L’inscription de soi dans la parentalité traditionnelle produit presque systématiquement une orientation de l’investissement psychique vers le foyer et le privé, que l’on ne saurait nommer autrement que comme un repli et une restriction. La sociologie a largement mis en évidence l’existence d’une modification brutale des liens que les individus entretiennent au cours de leur vie à la suite du mariage et de la naissance du premier enfant. « Un homme âgé de 18 à 35 ans sort en compagnie d’un tiers en moyenne 212 fois par an. S’il se marie, il ne sort plus que 58 fois par an avant 35 ans, 36 fois entre 36 et 60 ans. » C’est tout l’univers mental qui bascule avec le basculement de soi dans la vie familiale – une sorte de grand renfermement, d’appauvrissement du tissu relationnel dont on peut se demander s’il n’est pas également nécessairement lié à une modification profonde du rapport à la vie et au dehors et donc aussi à la politique.

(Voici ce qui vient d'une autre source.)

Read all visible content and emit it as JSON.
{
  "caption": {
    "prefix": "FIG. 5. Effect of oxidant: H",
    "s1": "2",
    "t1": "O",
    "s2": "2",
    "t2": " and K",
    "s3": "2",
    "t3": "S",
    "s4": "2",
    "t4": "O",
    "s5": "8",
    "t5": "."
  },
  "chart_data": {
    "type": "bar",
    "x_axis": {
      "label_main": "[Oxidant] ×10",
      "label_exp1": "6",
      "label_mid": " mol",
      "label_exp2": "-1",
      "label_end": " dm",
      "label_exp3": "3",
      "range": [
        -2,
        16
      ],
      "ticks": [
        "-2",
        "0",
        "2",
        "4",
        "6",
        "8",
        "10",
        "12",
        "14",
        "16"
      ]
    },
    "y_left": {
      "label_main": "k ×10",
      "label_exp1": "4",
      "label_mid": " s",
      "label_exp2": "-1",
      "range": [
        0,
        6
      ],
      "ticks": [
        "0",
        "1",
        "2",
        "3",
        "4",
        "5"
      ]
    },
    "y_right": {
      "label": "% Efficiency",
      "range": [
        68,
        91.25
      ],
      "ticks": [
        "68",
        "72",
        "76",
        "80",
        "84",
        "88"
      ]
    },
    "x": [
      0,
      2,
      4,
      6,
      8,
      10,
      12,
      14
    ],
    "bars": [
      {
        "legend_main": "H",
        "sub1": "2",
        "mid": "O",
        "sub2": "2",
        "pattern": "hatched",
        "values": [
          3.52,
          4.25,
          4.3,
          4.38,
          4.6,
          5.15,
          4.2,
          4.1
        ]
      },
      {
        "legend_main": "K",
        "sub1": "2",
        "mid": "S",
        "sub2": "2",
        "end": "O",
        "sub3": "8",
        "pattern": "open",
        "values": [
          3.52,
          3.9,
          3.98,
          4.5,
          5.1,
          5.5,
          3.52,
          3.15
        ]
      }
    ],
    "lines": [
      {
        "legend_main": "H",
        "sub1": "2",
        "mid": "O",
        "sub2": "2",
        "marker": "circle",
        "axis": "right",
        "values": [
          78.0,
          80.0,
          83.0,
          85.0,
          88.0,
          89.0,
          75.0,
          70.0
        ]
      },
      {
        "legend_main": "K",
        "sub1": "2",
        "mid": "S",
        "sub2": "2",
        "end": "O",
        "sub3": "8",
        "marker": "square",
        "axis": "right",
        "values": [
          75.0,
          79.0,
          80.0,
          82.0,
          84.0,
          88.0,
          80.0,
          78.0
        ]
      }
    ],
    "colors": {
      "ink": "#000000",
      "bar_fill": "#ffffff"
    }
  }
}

On peut étendre l’analyse que Bourdieu consacre à la maison individuelle dans Les Structures sociales de l’économie à la structure familiale et au mode de vie qu’elle emporte. Cet ouvrage est consacré à la question du marché de la maison individuelle, mais Bourdieu le conclut d’une manière quasi prophétique – en prophète de malheur – en soulevant la question des fantasmes sociaux qui se trouvent au principe de l’attachement d’une grande quantité de ménages à posséder voire à faire construire leur propre maison et sur les conséquences psycho-politiques de telles aspirations. Tout ce qu’écrit Bourdieu de l’achat de la maison vaut ici strictement pour l’entrée dans la vie parentale.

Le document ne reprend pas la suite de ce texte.